We have a quasi-open governor's race. (Gov. Gary Herbert, a Republican, has to run on his own to fill out the last two years of former Gov. Jon Huntsman Jr.'s term.)

We don't have an open U.S. Senate race, but incumbent Sen. Bob Bennett (who won that 1992 open race) has some credible challengers within his own party.

And guys are getting in and out of races right and left.

This past week another Republican announced that he wasn't going to run for governor next year.

And another GOP guy who had been thinking about running for governor, but decided not to, said he was going to run for Senate, but has apparently decided not to do that, either.

Oh, and Attorney General Mark Shurtleff, who actually was running for the Senate, got out of that race, also.

Those who said they were going to run in 2010, but now say they won't, say they will "seriously" consider running for some major office in 2012. Maybe.

It's like the old joke, you don't know the players unless you buy a team program at the game.

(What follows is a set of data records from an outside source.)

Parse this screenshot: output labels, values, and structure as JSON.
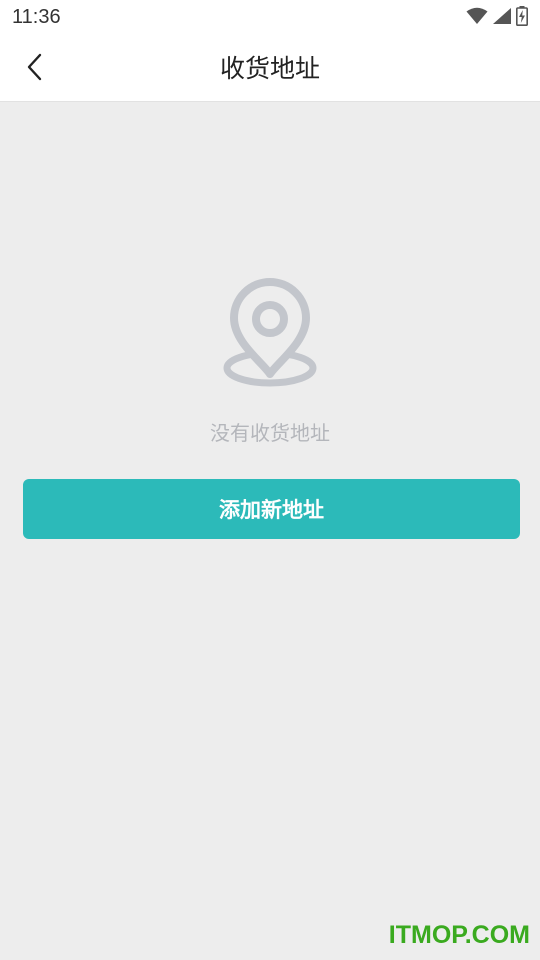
{
  "status_bar": {
    "time": "11:36",
    "icons": [
      "wifi-icon",
      "cellular-signal-icon",
      "battery-charging-icon"
    ]
  },
  "nav": {
    "back_icon": "chevron-left-icon",
    "title": "收货地址"
  },
  "empty_state": {
    "icon": "location-pin-icon",
    "message": "没有收货地址"
  },
  "actions": {
    "add_address_label": "添加新地址"
  },
  "watermark": {
    "text": "ITMOP.COM"
  },
  "colors": {
    "accent": "#2cbab9",
    "background": "#ededed",
    "empty_icon": "#c3c6cc",
    "watermark": "#3aaa1f"
  }
}
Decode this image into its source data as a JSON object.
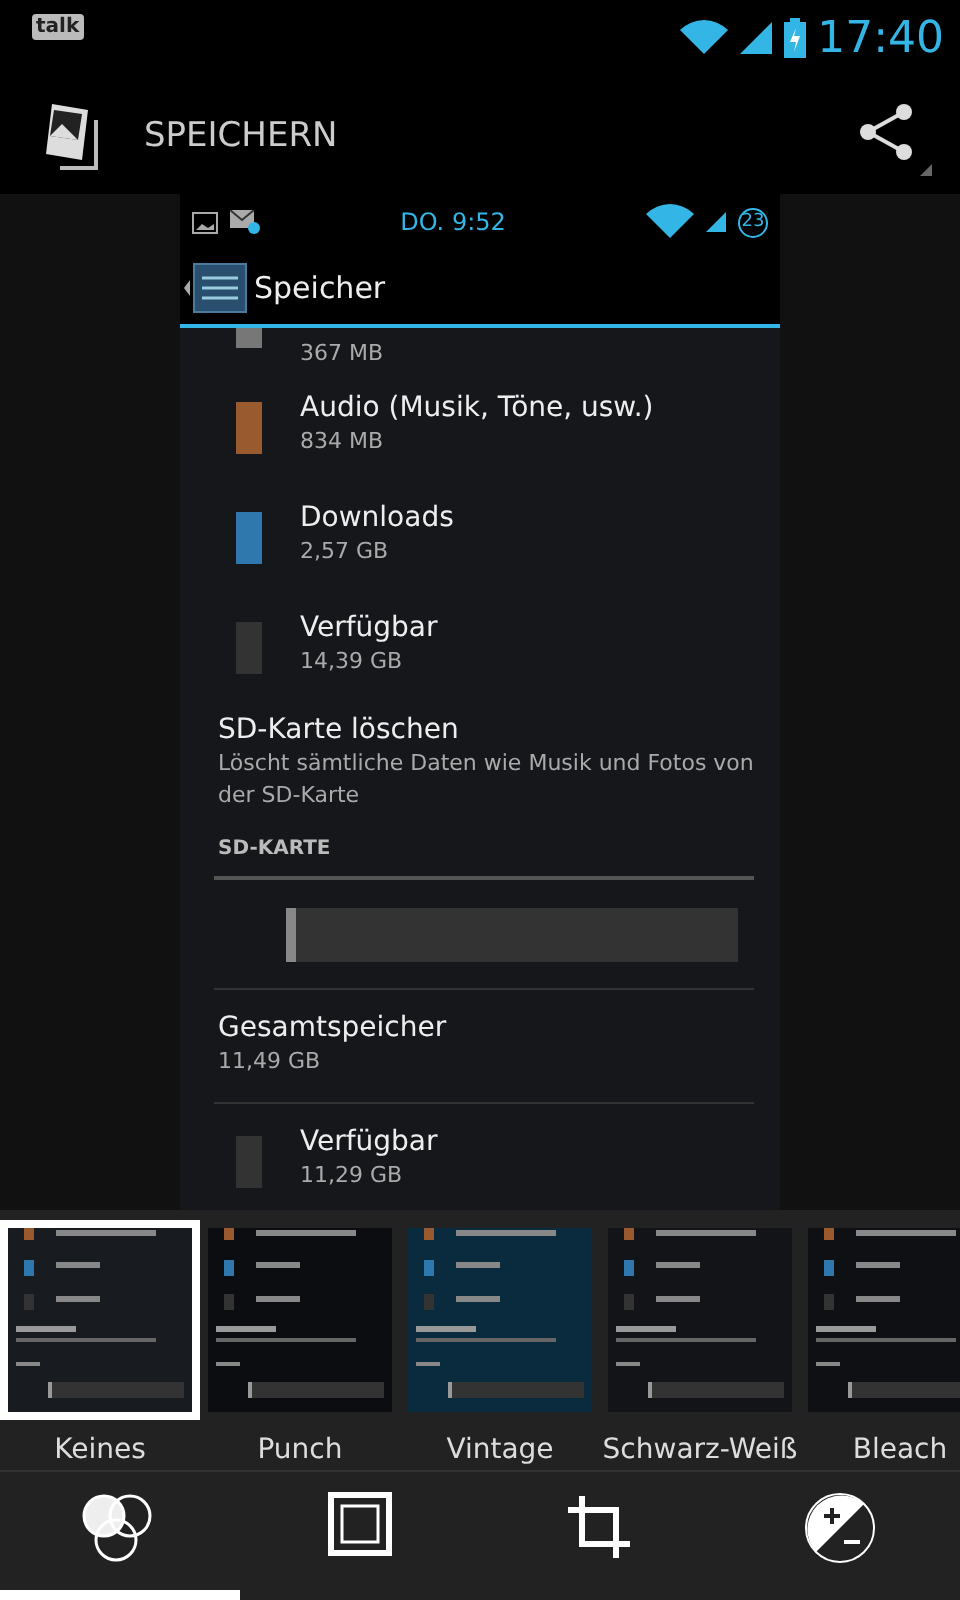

But in Utah politics, some people keep trying to get on the team, or off the team, during the playing season.

All this puts pressure on newspaper and TV editors to make a tough call. When is it news when someone doesn't get in a political race?

That's kind of dog-bites-man stuff — so what?

Meanwhile, we're still writing stories about some guys, like Salt Lake County Mayor Peter Corroon, who remain sitting on the fence — maybe they'll run next year for a high office, maybe they won't.

For years in Utah, especially in GOP politics, once you won a high office it was yours until you died, retired or got caught up in a really big scandal.

(The scandal part didn't happen much.)

The last Democratic governor was the late Scott M. Matheson, who won a second term in 1980.